We who live where it snow know what to do in the snow.
Those who live in Georgia don't know what to do when it snows.
Speaking of IE, we were placing computers on local hobbyist-place for like electric hobbyists. Then we saw there was outdated XP and IE....hurry, unplug before it's full of just *it* itself it was funny scenario
Now they are ubuntu all-over.
two old geezers were complaining about presents Santa would leave them. One said, "I got a toilet brush a couple of years ago." His friend replied, "Well, at least it's practical. Did you use it?"
"Well, yup, I tried it, but I switched back to paper."
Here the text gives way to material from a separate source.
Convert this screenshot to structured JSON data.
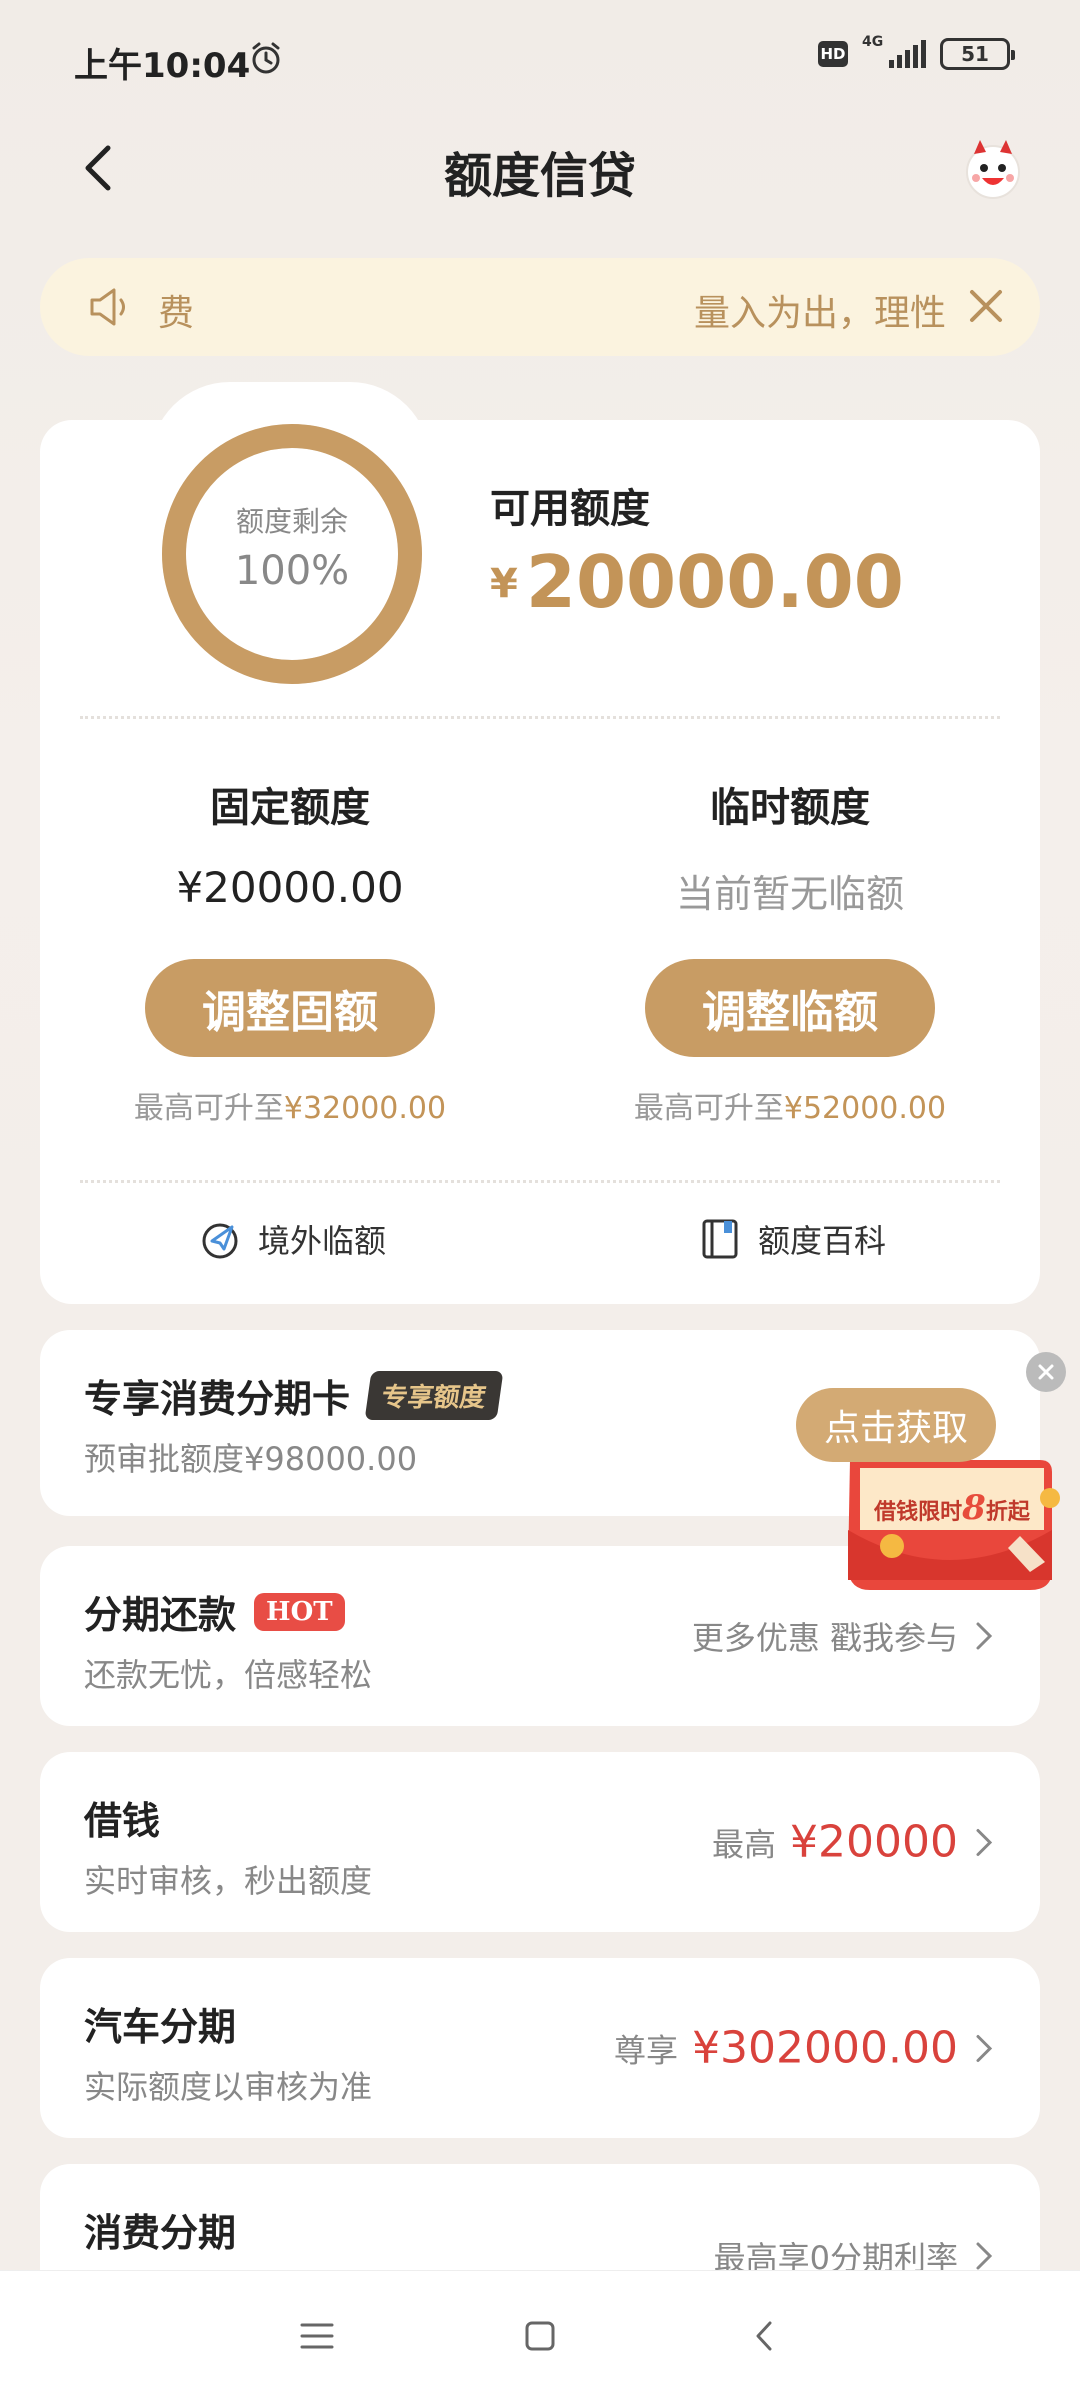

Speaking of IE, we were placing computers on local hobbyist-place for like electric hobbyists. Then we saw there was outdated XP and IE....hurry, unplug before it's full of just *it* itself it was funny scenario
Now they are ubuntu all-over.
Personal pc's (hmm, typo here, personal personal computers?) I can understand XP and such older, even more when offline. But commercial equipment? like what stores use?
Yep, electronic tills using low spec hardware and a severely locked down o/s. Some of the stuff must have been made in the '90's' - still in use. But think about it, these things only run the pos software so the o/s needs to be lightweight. They are switched on 24/7 so designed to use as little power as possible. Sometimes you get ones where they also use a web browser, and then the till gets slower and slower because of all the background open browser windows that never get closed, they just get hidden behind pos.